(08 de noviembre, 2013).- “Si te matan no hay nada”. Felicitas Martínez, coordinadora regional de autoridades comunitarias en Guerrero, se refiere a la soledad en la que se encuentran las defensoras de derechos humanos, el vacío institucional para garantizarles su seguridad y lo abstracto de que la vida, por el oficio que se desempeñe, dependa exclusivamente de la suerte.
Yésica Sánchez Maya, directora adjunta de Consorcio para el Diálogo Parlamentario y la Equidad Oaxaca, resalta un patrón estatal que se replica en todo el país: la mayoría de las agresiones contra defensoras se centra en quienes defienden los derechos de la tierra y los recursos naturales.
Felicitas, originaria de la sierra de Guerrero, rastrea la inseguridad de sus colegas a la mina. Los intereses de explotación llevan al desplazamiento forzado, la violación del derecho a la consulta y la omisión de las tradiciones de los pueblos originarios.
El asesinato, hace casi un año, de Manuelita Solís y su esposo Ismael Osorio, defensores de recursos naturales en el ejido Benito Juárez, Chihuahua, sigue impune. Manuelita e Ismael defendían la tierra de su comunidad contra las mineras y con los pozos ultra profundos que se construyeron para buscar agua.

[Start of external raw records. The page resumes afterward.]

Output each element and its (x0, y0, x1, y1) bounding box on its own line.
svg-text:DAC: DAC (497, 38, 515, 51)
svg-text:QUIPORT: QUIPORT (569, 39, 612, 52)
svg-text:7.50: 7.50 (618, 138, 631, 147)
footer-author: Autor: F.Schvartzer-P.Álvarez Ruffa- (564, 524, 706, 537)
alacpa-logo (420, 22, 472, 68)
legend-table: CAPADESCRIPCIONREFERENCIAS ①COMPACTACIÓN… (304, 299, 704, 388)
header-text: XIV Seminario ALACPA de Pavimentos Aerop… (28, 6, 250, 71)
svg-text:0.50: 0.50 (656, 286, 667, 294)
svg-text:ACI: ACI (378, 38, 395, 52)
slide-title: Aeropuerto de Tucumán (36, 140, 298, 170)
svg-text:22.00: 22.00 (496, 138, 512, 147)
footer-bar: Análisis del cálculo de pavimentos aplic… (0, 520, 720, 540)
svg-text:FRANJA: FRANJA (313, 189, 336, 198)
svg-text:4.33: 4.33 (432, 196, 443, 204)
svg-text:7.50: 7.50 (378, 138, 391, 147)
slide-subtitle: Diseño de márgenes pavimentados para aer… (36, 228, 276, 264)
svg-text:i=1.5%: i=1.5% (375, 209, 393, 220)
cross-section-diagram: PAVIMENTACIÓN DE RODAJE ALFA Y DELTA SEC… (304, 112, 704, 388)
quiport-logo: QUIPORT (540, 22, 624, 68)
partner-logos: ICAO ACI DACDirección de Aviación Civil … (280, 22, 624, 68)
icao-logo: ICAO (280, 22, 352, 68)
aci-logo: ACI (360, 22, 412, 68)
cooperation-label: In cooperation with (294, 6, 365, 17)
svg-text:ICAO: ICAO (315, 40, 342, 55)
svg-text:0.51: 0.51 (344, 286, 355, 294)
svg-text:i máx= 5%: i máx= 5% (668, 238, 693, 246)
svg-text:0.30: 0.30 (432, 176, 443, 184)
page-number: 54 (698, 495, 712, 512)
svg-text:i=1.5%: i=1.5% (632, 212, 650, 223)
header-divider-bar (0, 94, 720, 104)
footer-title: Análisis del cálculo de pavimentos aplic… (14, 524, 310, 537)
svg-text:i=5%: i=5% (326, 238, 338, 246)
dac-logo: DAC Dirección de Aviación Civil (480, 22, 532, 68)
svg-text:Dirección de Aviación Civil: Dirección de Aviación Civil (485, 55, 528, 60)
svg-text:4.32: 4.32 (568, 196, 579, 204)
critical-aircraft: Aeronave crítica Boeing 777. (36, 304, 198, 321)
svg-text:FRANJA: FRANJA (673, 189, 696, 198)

Graciela Ramos Carrasco, fundadora de Mujeres por México en Chihuahua, menciona el caso de Estela Ángeles Mondragón –defensora de las tierras tarahumaras– y el acoso que sufre para ilustrar la correlación entre la falta de garantías para las defensoras de derechos humanos y los intereses económicos que el potencial de los recursos naturales despierta.
“Vivir en la zona rural es vivir en el terror” dice Ramos Carrasco al explicar que las grandes compañías –mineras, eólicas–; se alían con la autoridad, por lo que los defensores quedan a merced de compañías, caciques locales y crimen organizado.